Dott. CAVALLARO Luigi – Consigliere –

ha pronunciato la seguente:

ORDINANZA INTERLOCUTORIA

sul ricorso 10479-2017 proposto da:

L.F., in proprio e quale erede del Sig. B.F., elettivamente domiciliata in ROMA, VIA DELLA GIULIANA 32, presso lo studio dell’avvocato GIUSEPPE FISCHIONI, che la rappresenta e difende;

– ricorrente –

contro

RAI – RADIOTELEVISIONE ITALIANA SPA *****, in persona del legale rappresentante, elettivamente domiciliata in ROMA, VIA DEGLI SCIPIONI 268, presso lo studio dell’avvocato GIUSEPPE LEPORACE, che la rappresenta e difende;

– controricorrente –

avverso la sentenza n. 463/2016 della CORTE D’APPELLO di REGGIO CALABRIA, del 20/04/2016;

udita la relazione della causa svolta nella camera di consiglio non partecipata del 12/09/2018 dal Consigliere Relatore Dott. FRANCESCA SPENA.

RILEVATO

che con sentenza in data 8 aprile – 20 aprile 2016 numero 463 la Corte d’Appello di Reggio Calabria, giudice del rinvio a seguito della pronuncia della sezione lavoro di questa Corte numero 3474/2015, rigettava la domanda proposta da B.F. – e coltivata dalli erede L.F., contumaci gli altri – nei confronti di RAI RADIOTELEVISIONE ITALIANA (in prosieguo: RAI) S.p.A., avente ad oggetto il risarcimento del danno, patrimoniale e non patrimoniale, derivato dalle condotte di demansionamento e di mobbing poste in essere dal caporedattore F. nel periodo 1999/2000;

che avverso la sentenza ha proposto ricorso L.F., in proprio e quale erede di B.F., articolato in due motivi, cui ha resistito con controricorso RAI S.p.A.

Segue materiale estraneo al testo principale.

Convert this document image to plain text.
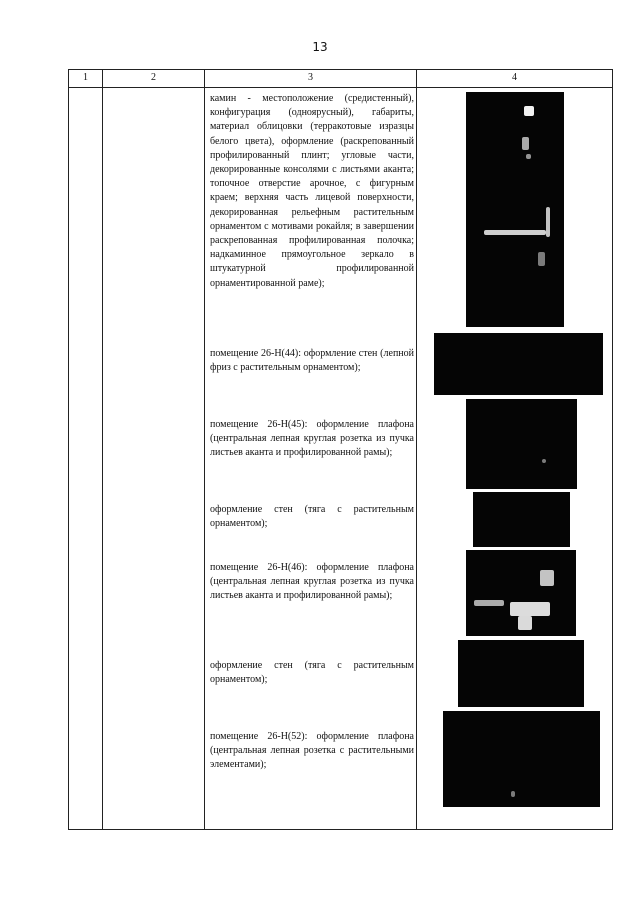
13
1	2	3	4
камин - местоположение (средистенный), конфигурация (одноярусный), габариты, материал облицовки (терракотовые изразцы белого цвета), оформление (раскрепованный профилированный плинт; угловые части, декорированные консолями с листьями аканта; топочное отверстие арочное, с фигурным краем; верхняя часть лицевой поверхности, декорированная рельефным растительным орнаментом с мотивами рокайля; в завершении раскрепованная профилированная полочка; надкаминное прямоугольное зеркало в штукатурной профилированной орнаментированной раме);
помещение 26-Н(44): оформление стен (лепной фриз с растительным орнаментом);
помещение 26-Н(45): оформление плафона (центральная лепная круглая розетка из пучка листьев аканта и профилированной рамы);
оформление стен (тяга с растительным орнаментом);
помещение 26-Н(46): оформление плафона (центральная лепная круглая розетка из пучка листьев аканта и профилированной рамы);
оформление стен (тяга с растительным орнаментом);
помещение 26-Н(52): оформление плафона (центральная лепная розетка с растительными элементами);
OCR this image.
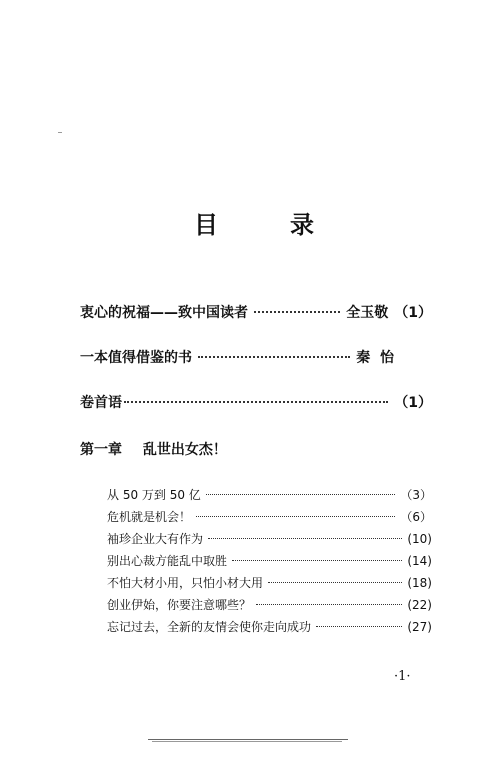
目	录
衷心的祝福——致中国读者	全玉敬 （1）
一本值得借鉴的书	秦  怡
卷首语	（1）
第一章 乱世出女杰！
从 50 万到 50 亿	（3）
危机就是机会！	（6）
袖珍企业大有作为	(10)
别出心裁方能乱中取胜	(14)
不怕大材小用，只怕小材大用	(18)
创业伊始，你要注意哪些？	(22)
忘记过去，全新的友情会使你走向成功	(27)
·1·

che la proposta del relatore è stata comunicata alle parti -unitamente al decreto di fissazione dell’udienza – ai sensi dell’art. 380 bis c.p.c.;

che la parte ricorrente ha depositato memoria.

CONSIDERATO

che in via preliminare deve essere rilevata la non integrità del contraddittorio nei confronti di B.A. e B.C., quali figli ed eredi di B.F., parti contumaci nel giudizio di rinvio;

che invero il giudizio era stato instaurato da B.F., poi deceduto in corso di causa;

che, per consolidata giurisprudenza di questa Corte (ex aliis: Cassazione civile sez. 2, 02 aprile 2015 n. 6780; Cassazione civile sez. 3, 19 gennaio 2007 n. 1202; Cassazione civile, sez. 1, 12 luglio 2001, n. 9418) in caso di morte di una delle parti nel corso del giudizio la sua legittimazione attiva e passiva si trasmette agli eredi, i quali vengono a trovarsi, per tutta l’ulteriore durata del processo, in una situazione di litisconsorzio necessario di ordine processuale;

che, pertanto, non essendo stata notificata da L.F. la odierna impugnazione ai coeredi deve provvedersi all’integrazione obbligatoria del contraddittorio ai sensi dell’art. 331 c.p.c., trattandosi di causa inscindibile, nel termine di cui in dispositivo.

P.Q.M.

La Corte ORDINA la integrazione del contraddittorio nei confronti di B.A. e di B.C.. Fissa il termine perentorio di gg. 60 dalla comunicazione della presente ordinanza per l’adempimento.

Rinvia la causa a nuovo ruolo.

Così deciso in Roma, il 12 settembre 2018.